Donna Birch Trahan, UC Merced
Dig if you will, a picture: the chance to study Prince — the musician and purveyor of all things purple -— as a subject of academic research.
UC Merced’s Dalena Ngo did. For years, Ngo — a Minnesota native and lifelong Prince fan — wanted to examine aspects of the musician’s 40-plus year career and his influence as a cultural icon. As a graduate student in the Interdisciplinary Humanities program, she’s been able to do just that.
Last month, Ngo was one of dozens of scholars from around the world to participate in “Prince from Minneapolis: A Symposium at the University of Minnesota.” Scholars presented papers and participated in panel discussions that covered multiple aspects of Prince as a performer and an individual.
Ngo presented her paper, “Music, Masculinity and Minnesota: Means of Resistance” during the three-day symposium that coincided with events scheduled to memorialize Prince during the week leading up to the second anniversary of his death.
A lifelong obsession
Her scholarly interest in the “Purple Rain” megastar started when Ngo was an undergraduate student at St. Olaf College in Northfield, Minnesota. She had been a fan of his work “for as long as I’ve been alive” and her interests extend beyond his music.

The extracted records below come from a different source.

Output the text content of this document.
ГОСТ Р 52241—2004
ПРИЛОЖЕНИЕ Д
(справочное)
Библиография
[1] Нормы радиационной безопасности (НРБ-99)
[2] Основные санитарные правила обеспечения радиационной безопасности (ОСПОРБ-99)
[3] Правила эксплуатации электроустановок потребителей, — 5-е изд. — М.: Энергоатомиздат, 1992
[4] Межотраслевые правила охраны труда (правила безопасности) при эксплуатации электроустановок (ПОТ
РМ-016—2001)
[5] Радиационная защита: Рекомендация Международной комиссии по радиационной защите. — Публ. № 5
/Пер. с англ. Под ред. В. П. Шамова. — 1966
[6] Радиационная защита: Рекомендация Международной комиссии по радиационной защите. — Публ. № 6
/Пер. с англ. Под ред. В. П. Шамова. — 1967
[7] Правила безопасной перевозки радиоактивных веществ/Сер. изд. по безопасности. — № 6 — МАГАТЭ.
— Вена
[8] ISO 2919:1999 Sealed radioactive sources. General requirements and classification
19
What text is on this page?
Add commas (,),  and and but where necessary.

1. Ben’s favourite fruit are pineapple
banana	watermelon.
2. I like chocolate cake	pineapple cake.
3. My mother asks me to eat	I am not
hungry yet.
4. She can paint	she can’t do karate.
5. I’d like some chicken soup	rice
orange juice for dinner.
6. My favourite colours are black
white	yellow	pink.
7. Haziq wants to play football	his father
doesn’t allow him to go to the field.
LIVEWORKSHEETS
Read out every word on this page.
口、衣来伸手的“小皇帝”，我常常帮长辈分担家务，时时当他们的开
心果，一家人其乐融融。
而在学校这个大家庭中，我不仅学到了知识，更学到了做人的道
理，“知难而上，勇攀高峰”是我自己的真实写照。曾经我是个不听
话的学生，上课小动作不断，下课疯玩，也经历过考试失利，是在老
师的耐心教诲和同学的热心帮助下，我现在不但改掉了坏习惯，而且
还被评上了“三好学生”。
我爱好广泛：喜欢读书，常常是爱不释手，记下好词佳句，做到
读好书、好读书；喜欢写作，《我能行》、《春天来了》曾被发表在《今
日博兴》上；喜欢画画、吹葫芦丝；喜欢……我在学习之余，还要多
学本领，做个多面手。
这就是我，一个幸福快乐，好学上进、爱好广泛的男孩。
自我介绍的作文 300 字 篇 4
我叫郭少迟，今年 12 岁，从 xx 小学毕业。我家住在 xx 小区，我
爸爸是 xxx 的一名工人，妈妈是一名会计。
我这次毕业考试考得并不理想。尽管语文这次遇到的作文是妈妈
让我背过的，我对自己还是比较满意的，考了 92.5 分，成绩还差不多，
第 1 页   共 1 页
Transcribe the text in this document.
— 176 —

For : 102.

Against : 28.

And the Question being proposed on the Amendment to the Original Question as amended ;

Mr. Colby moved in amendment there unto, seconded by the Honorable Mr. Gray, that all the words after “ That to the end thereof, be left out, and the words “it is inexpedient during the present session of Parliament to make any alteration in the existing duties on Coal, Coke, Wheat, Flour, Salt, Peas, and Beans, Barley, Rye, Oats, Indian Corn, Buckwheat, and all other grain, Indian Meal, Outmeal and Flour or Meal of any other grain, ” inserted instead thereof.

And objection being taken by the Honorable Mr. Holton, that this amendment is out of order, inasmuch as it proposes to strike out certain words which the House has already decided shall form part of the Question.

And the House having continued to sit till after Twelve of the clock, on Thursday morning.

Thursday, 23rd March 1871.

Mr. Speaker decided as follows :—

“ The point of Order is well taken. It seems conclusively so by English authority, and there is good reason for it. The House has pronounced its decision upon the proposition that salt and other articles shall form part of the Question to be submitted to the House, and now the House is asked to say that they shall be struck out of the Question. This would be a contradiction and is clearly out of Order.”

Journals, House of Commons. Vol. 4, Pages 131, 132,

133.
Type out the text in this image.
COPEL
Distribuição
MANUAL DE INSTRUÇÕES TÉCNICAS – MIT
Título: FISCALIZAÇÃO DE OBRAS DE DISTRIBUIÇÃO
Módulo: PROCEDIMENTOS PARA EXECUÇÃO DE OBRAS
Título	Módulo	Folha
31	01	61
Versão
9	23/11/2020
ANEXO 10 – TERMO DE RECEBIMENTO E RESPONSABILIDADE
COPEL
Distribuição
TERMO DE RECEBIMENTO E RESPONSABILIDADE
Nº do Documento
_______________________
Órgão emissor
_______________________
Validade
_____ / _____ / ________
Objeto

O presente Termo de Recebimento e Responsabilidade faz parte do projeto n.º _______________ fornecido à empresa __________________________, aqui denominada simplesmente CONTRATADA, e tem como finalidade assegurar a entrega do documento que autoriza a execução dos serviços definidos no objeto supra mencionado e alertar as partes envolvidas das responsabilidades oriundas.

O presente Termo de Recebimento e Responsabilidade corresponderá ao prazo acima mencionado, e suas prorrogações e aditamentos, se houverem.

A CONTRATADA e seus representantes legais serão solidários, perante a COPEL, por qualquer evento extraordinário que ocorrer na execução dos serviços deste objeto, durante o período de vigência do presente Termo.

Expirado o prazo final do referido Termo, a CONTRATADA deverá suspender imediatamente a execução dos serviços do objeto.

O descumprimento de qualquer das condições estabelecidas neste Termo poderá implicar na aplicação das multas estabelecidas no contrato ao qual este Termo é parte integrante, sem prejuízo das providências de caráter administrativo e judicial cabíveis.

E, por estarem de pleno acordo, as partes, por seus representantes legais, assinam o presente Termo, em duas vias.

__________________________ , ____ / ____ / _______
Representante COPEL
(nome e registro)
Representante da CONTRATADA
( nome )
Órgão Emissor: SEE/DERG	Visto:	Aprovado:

She was fascinated by his expressions of gender, sexual and racial identity; his use of symbolism; his frequent forays into religion, politics and social justice; issues involving music authorship, creation and ownership; fan culture; and even his impact on color association.
Ngo was already mulling topics she could investigate when Prince died April 21, 2016. That’s when her thoughts started coming into focus.
“After he died, everyone was in shock and there was such a huge public mourning for him,” Ngo said. “Before he died, some people said, ‘Research about Prince? Really?’ After he died, they said, ‘Oh, OK, I can dig it.’”
She credits UC Merced with providing her with unique research opportunities. Ngo, who is completing her first year in the IH program, said her experiences have been stellar thanks to support she’s received from her advisor, Critical Race and Ethnic Studies professor Kit Myers, and other faculty members in the program.
Myers and professor Sean Malloy encouraged her to pursue the Prince research. She’s presented papers at two Prince symposia — the recent one in Minneapolis and another held at the University of Salford in Greater Manchester, England, in 2017.
“I don’t know if I would have been funded to go to a Prince conference anywhere else,” she said. “The IH program has afforded me the flexibility to follow my interests, and the faculty members who’ve been advising and mentoring me are fantastic.”